20101205

Janela indiscreta contra sua empresa


Colaboraram Cláudio Gradilone, Bruno Galo e Hugo Cilo

Terrorista ou anarquista? Inimigo público número 1 dos Estados Unidos ou profeta da liberdade? Inovador digital ou apenas um hacker? Não importa o juízo que se faça a respeito do australiano Julian Assange, criador do site WikiLeaks e responsável pelo maior vazamento de dados da história: nada menos que 250 mil documentos secretos do governo americano.

O fato é que esse franzino espião, hoje um fugitivo procurado pela Interpol, é apenas a face visível de uma revolução que já não pode mais ser contida: a da exposição pública de informações restritas, que poderá atingir toda e qualquer empresa, em qualquer canto do mundo, levantando uma nova discussão.


Espião global: Julian Assange conta com uma rede internacional de informantes.
 Qualquer pessoa, de qualquer lugar do mundo, pode submeter uma denúncia corporativa ao WikiLeaks

Como definir o que faz o WikiLeaks? Transparência ou invasão? Assange não responde. Mas ele, que obteve dados daquela que era tida como a mais inexpugnável das fortalezas, o Departamento de Estado norte-americano, não esconde seu próximo alvo.

É o mundo empresarial. Assange pretende começar pelo Bank of America (Bofa), o maior banco dos Estados Unidos. Nas raras entrevistas que concedeu por intermédio do Skype, o australiano prometeu desnudar um dos maiores “ecossistemas da corrupção corporativa no mundo” - o que foi suficiente para derrubar as ações do banco americano.

Scott Silvestri, porta-voz do Bofa para assuntos globais, afirma não temer qualquer escândalo. “Há mais de um ano, o WikiLeaks alega ter obtido dados do disco rígido do PC de um executivo do banco.

Afora as alegações, não temos evidências que deem suporte a isso. E não temos ciência de que as novas declarações do WikiLeaks digam respeito ao Bank of America”, disse ele à DINHEIRO.

Julian Assange conta, na prática, com uma rede internacional de informantes. E um deles pode ser seu funcionário. Pior: pode ser seu contador, seu banqueiro, seu advogado ou sua secretária. “O inimigo hoje está dentro de casa”, afirma Vander Giordano, diretor-responsável pelo escritório da Kroll no Brasil.

O modelo de atuação do WikiLeaks é muito semelhante ao da enciclopédia virtual Wikipedia. A palavra “wiki” significa, no jargão da internet, “colaborativo”, o que permite a qualquer pessoa, em qualquer parte do mundo, submeter informações ao site.

O próximo alvo: o WikiLeaks alega ter obtido cópia do disco rígido de um executivo
do Bank of America e promete revelar o "ecossistema da corrupção corporativa"

“Leaks”, por sua vez, pode ser traduzido como “vazamentos”. Dessa forma, a empresa criada por Assange funciona como um grande disque-denúncia internacional, que pode ser usado tanto para disponibilizar informações dos governos como do setor privado.

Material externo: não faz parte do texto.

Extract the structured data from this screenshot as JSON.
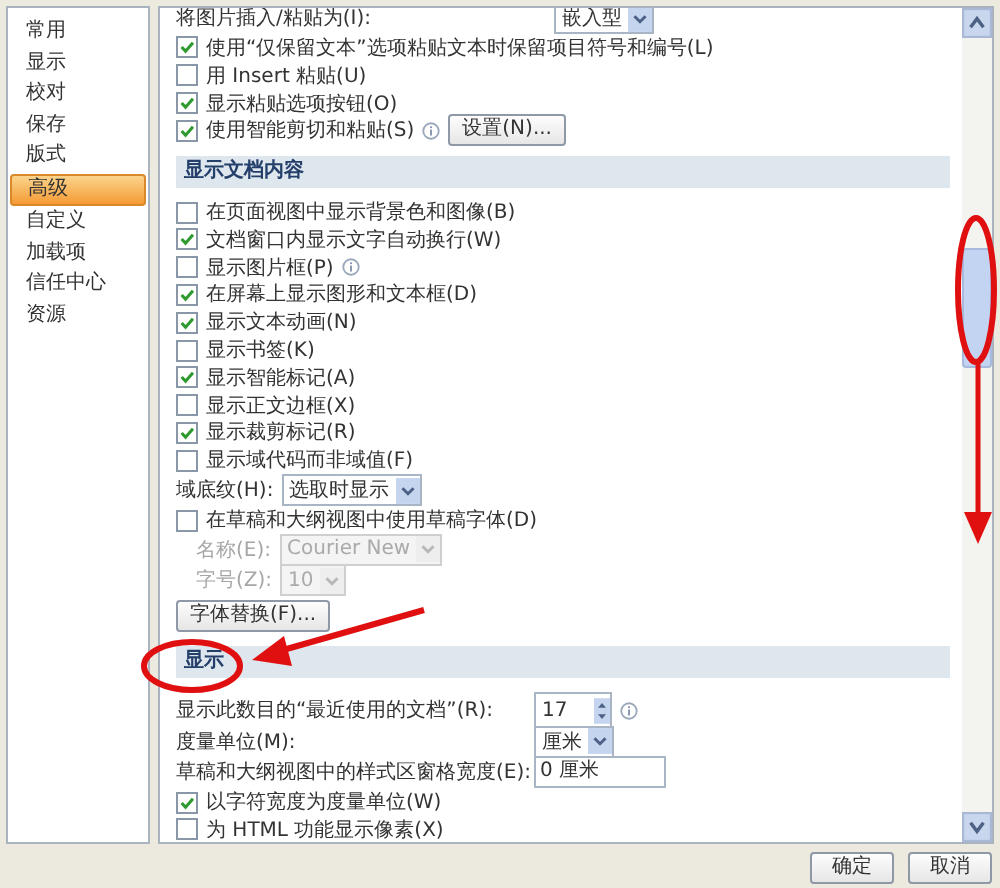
{
  "sidebar": {
    "items": [
      {
        "label": "常用",
        "selected": false
      },
      {
        "label": "显示",
        "selected": false
      },
      {
        "label": "校对",
        "selected": false
      },
      {
        "label": "保存",
        "selected": false
      },
      {
        "label": "版式",
        "selected": false
      },
      {
        "label": "高级",
        "selected": true
      },
      {
        "label": "自定义",
        "selected": false
      },
      {
        "label": "加载项",
        "selected": false
      },
      {
        "label": "信任中心",
        "selected": false
      },
      {
        "label": "资源",
        "selected": false
      }
    ]
  },
  "sections": [
    {
      "rows": [
        {
          "kind": "select",
          "label": "将图片插入/粘贴为(I):",
          "value": "嵌入型",
          "disabled": false
        },
        {
          "kind": "checkbox",
          "label": "使用“仅保留文本”选项粘贴文本时保留项目符号和编号(L)",
          "checked": true
        },
        {
          "kind": "checkbox",
          "label": "用 Insert 粘贴(U)",
          "checked": false
        },
        {
          "kind": "checkbox",
          "label": "显示粘贴选项按钮(O)",
          "checked": true
        },
        {
          "kind": "checkbox",
          "label": "使用智能剪切和粘贴(S)",
          "checked": true,
          "info": true,
          "button": "设置(N)..."
        }
      ]
    },
    {
      "title": "显示文档内容",
      "rows": [
        {
          "kind": "checkbox",
          "label": "在页面视图中显示背景色和图像(B)",
          "checked": false
        },
        {
          "kind": "checkbox",
          "label": "文档窗口内显示文字自动换行(W)",
          "checked": true
        },
        {
          "kind": "checkbox",
          "label": "显示图片框(P)",
          "checked": false,
          "info": true
        },
        {
          "kind": "checkbox",
          "label": "在屏幕上显示图形和文本框(D)",
          "checked": true
        },
        {
          "kind": "checkbox",
          "label": "显示文本动画(N)",
          "checked": true
        },
        {
          "kind": "checkbox",
          "label": "显示书签(K)",
          "checked": false
        },
        {
          "kind": "checkbox",
          "label": "显示智能标记(A)",
          "checked": true
        },
        {
          "kind": "checkbox",
          "label": "显示正文边框(X)",
          "checked": false
        },
        {
          "kind": "checkbox",
          "label": "显示裁剪标记(R)",
          "checked": true
        },
        {
          "kind": "checkbox",
          "label": "显示域代码而非域值(F)",
          "checked": false
        },
        {
          "kind": "select",
          "label": "域底纹(H):",
          "value": "选取时显示",
          "disabled": false
        },
        {
          "kind": "checkbox",
          "label": "在草稿和大纲视图中使用草稿字体(D)",
          "checked": false
        },
        {
          "kind": "select",
          "label": "名称(E):",
          "value": "Courier New",
          "disabled": true
        },
        {
          "kind": "select",
          "label": "字号(Z):",
          "value": "10",
          "disabled": true
        },
        {
          "kind": "button",
          "label": "字体替换(F)..."
        }
      ]
    },
    {
      "title": "显示",
      "rows": [
        {
          "kind": "spin",
          "label": "显示此数目的“最近使用的文档”(R):",
          "value": "17",
          "info": true
        },
        {
          "kind": "select",
          "label": "度量单位(M):",
          "value": "厘米",
          "disabled": false
        },
        {
          "kind": "input",
          "label": "草稿和大纲视图中的样式区窗格宽度(E):",
          "value": "0 厘米"
        },
        {
          "kind": "checkbox",
          "label": "以字符宽度为度量单位(W)",
          "checked": true
        },
        {
          "kind": "checkbox",
          "label": "为 HTML 功能显示像素(X)",
          "checked": false
        }
      ]
    }
  ],
  "buttons": [
    "确定",
    "取消"
  ]
}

A diferença é que conta com um sofisticado sistema que garante o sigilo da fonte. E o maior paradoxo do site – fundado no princípio do anonimato – é ter transformado seu criador numa celebridade internacional, capaz de gerar atritos diplomáticos em várias partes do mundo.

As informações do Departamento de Estado foram divulgadas em grande estilo pelo WikiLeaks, em parceria com veículos da mídia tradicional, como o inglês The Guardian, o norte-americano The New York Times, o espanhol El Pais e a revista alemã Der Spiegel.

Agora, Julian Assange pretende começar a filtrar as informações que possui referentes ao setor privado – e que, segundo ele, são muito mais abundantes. Há, no WikiLeaks, até casos que atingem empresas brasileiras. Um dossiê submetido ao site diz respeito ao grupo Schahin, que atua nos setores financeiro, de petróleo e de construção pesada, com receitas anuais próximas a R$ 500 milhões.



Entre os documentos enviados ao site constam contratos das empresas Sea Biscuit, Soratu Drilling e Black Gold Drilling, constituídas nas Ilhas Cayman, um paraíso fiscal do Caribe. Essas companhias receberiam em Cayman os valores referentes aos serviços prestados no Brasil na área de petróleo, executados pela Schahin. Procurada pela DINHEIRO, a empresa não se manifestou sobre o caso.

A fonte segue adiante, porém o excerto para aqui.